Tlhoni Komako, Portfolio Manager at Ashburton Investments
For the first time in years, cash (including money market funds and short-term interest-bearing income funds) is offering juicy yields and there is nowhere else to hide. Cash as an asset class has become increasingly attractive due to a combination of factors, namely market volatility, economic uncertainty, and central banks moving from low pandemic interest rates to hiking rates to levels last seen 15 years ago before the Global Financial Crisis (GFC). Before exploring why cash has become more appealing, let’s first look at how we got here.
How did we get here?
The Covid-19 pandemic created significant uncertainty in financial markets. We saw central banks cut rates massively to stimulate economic growth but then they got behind their inflation curves before they started hiking rates. This, coupled with constrained trade in supply chains, has influenced consumer prices and caused inflation to be stubbornly high since 2022. Though we are seeing disinflation now, stubborn inflation is still a concern.
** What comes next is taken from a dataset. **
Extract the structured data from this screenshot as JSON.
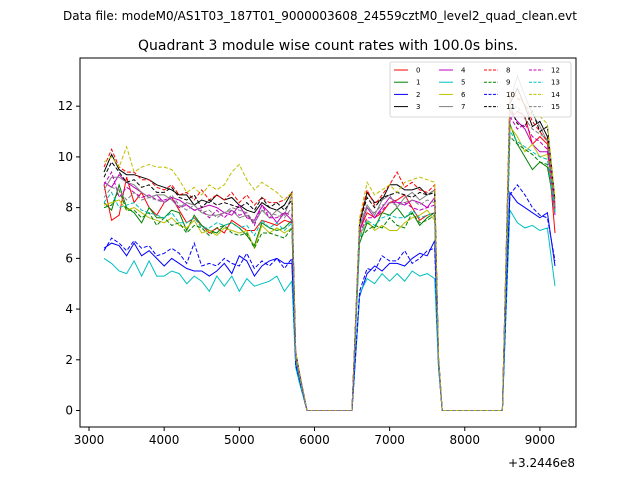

Since then, cash has emerged as a defensive asset class for many investors seeking stable returns, while getting some protection against market volatility and downside risks. Putting this into perspective (Figure 1) over a 12-month period to end-February we have seen cash (SteFI) outperform bonds (ALBI) by 77 basis points (bps), while relative to inflation-linked bonds (CILI) and equities (ALSI Capped SWIX) cash outperformed by 299bps and 195bps respectively.
Figure 1: SA Asset Class Total Returns %
Why has cash not been attractive vs the 60/40 portfolio in the past, and how long is it likely to last?
Historically, cash has not been as attractive relative to equities and bonds because it offers lower returns while equities and bonds have the potential to generate significant returns as well. In addition, holding too much cash for too long can result in missed opportunities for potential returns, and high inflation can erode the purchasing power of cash over time, resulting in low/ negative real returns.
The source of the popularity of the 60/40 portfolio is the traditionally negative correlation between the equity market and the bond market, where 60% is invested in stocks and 40% in bonds. Meaning they assist each other, when equities sell off then bonds usually do well or protect the portfolio. These two asset classes rarely go down at the same time, but this hasn’t been the case recently due to several factors, including rampant inflation.
For the US case, money market funds have seen record-high inflows with total assets now sitting at US$4.9tn. For the first time in over two decades, the yields on six-month US treasury bills are higher than the returns on the classic 60/40 portfolio. Bringing it back to SA, a one-year bank negotiable certificate deposit (NCD) is offered by the big five banks at an average offer rate of 9%; this investment is higher than the three-year R186 bond yield of 8.45% (at the time of writing) with a fraction of the duration risk.
As central banks are approaching their interest rate hiking peaks and markets expect them to pause/hold rate decisions before cutting rates later, this means that cash will continue to offer attractive returns. So, the appeal of cash as an asset class is likely to continue for the foreseeable future, or at least in the medium term as market volatility and economic uncertainty persist.
Conclusion
We can clearly see that cash is not trash; it does serve its purpose, especially during these volatile times.
Investors can expect continued slow economic growth in the near term, continued market volatility, economic uncertainty and rate hikes. JP Morgan is currently forecasting SA headline inflation to be at 5% y/y in December 2023.
Cash liquidity funds have projected effective annual gross yields of around 8.2% to 9.1%, meaning investors can safely earn between 3.2% to 4.1% in real terms while waiting for the dust to settle as central banks finish with their hiking cycles. When interest rate hikes pause, the appeal of cash may decrease, but for now, it remains an attractive option for risk-averse investors looking for a safe haven.